Así que madrugo y me monto en un autobús que tardará siete horas y media en llegar a Siem Reap, la segunda ciudad en importancia de Camboya y el campo base desde el que todo el mundo ataca los templos desperdigados en el enorme territorio que durante más de 600 años (802-1432) constituyó el corazón del imperio khmer. La primera impresión de Siem Reap es decepcionante. La ciudad, o al menos su centro, vive arrodillada ante los viajeros de sandalia y calcetín (prenda de la que sólo se desprenden para alimentar a los peces con los callos de sus pies en los tanques de "fish massage"), que rara vez salen de Pub Street y de The Alley, calles atestadas de insípidos restaurantes internacionales, boutiques cool y pubs de diseño que escupen a todo volumen una indigesta sopa de mala música. La persistencia de los vendedores callejeros (básicamente niños que ofrecen postales y libros), de los tuktukeros y de los camellos motorizados ("¿weed, cocaine, young lady boom boom, sir?") alcanza aquí niveles de agresividad que rozan la violencia psicológica. Calculo que en cuatro días habré dicho "no" unas doscientas veces. Afortunadamente Siem Reap aún conserva cierta personalidad en las calles alejadas de las guesthouses y los grandes hoteles, en los mercados nocturnos y –cómo no– en los puestos de comida callejera, donde es posible cenar por la mitad de precio y tres veces mejor que en los restaurantes para extranjeros.

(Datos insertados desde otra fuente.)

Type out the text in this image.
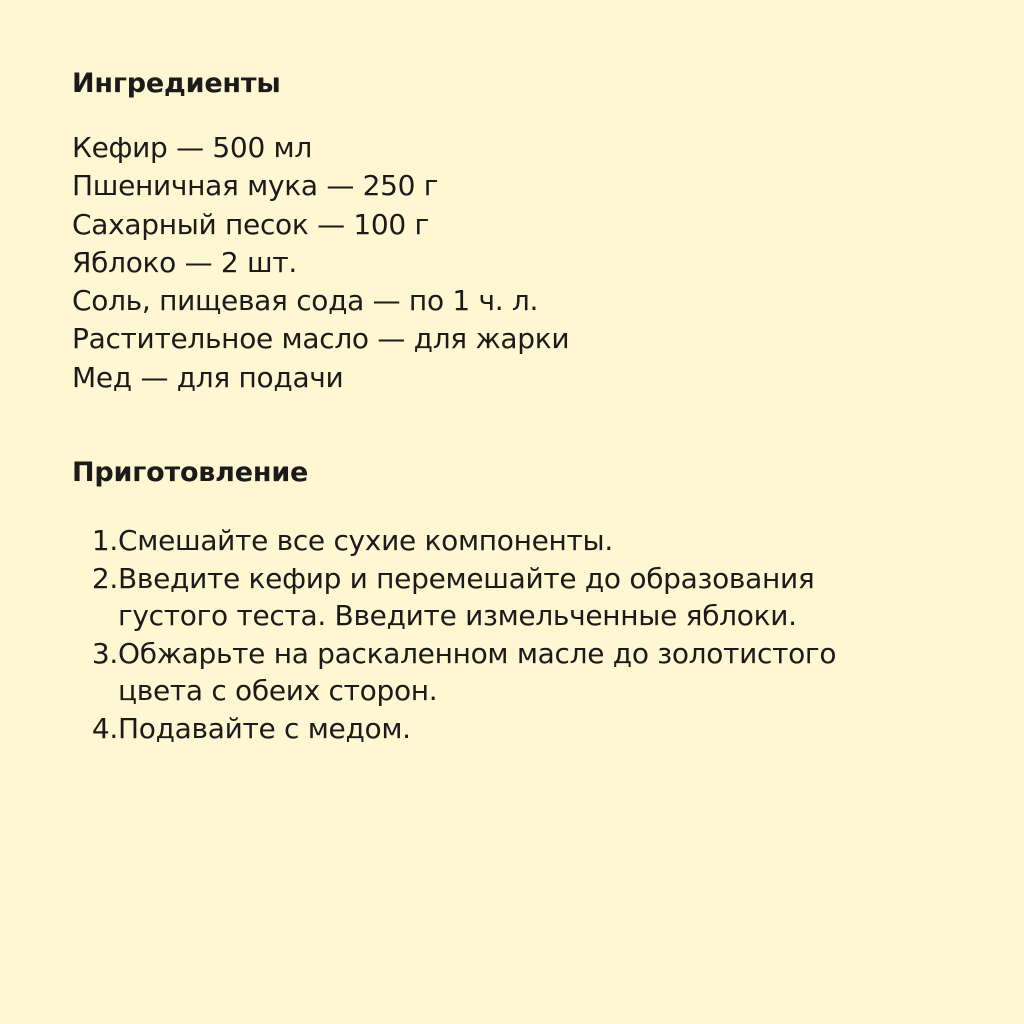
Ингредиенты
Кефир — 500 мл
Пшеничная мука — 250 г
Сахарный песок — 100 г
Яблоко — 2 шт.
Соль, пищевая сода — по 1 ч. л.
Растительное масло — для жарки
Мед — для подачи
Приготовление
1. Смешайте все сухие компоненты.
2. Введите кефир и перемешайте до образования
густого теста. Введите измельченные яблоки.
3. Обжарьте на раскаленном масле до золотистого
цвета с обеих сторон.
4. Подавайте с медом.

Por alguna razón (¿el lobby de tuktukeros?) aquí está prohibido alquilar motos a los foráneos, así que al día siguiente a mi llegada me conformo con una bicicleta y pedaleo a lo largo de la recta de seis kilómetros que conduce a Angkor y que por suerte (35 grados a las siete de la mañana) es totalmente llana y discurre a la sombra de árboles robustos, muchos de ellos etiquetados con su nombre en latín. Terminada la recta me encuentro con lo que en un principio parece un río de una anchura más que respetable (190 metros de orilla a orilla, según leo), pero que de ningún modo es un río: es el inmenso foso que rodea Angkor Wat –el edificio religioso (hinduismo salpicado de budismo) más grande del mundo–, un rectángulo de 1,5 por 1,3 kilómetros que sólo permite el acceso al templo por la pasarela de piedra de la entrada principal, en el lado oeste, o por un sendero arbolado en el lado este.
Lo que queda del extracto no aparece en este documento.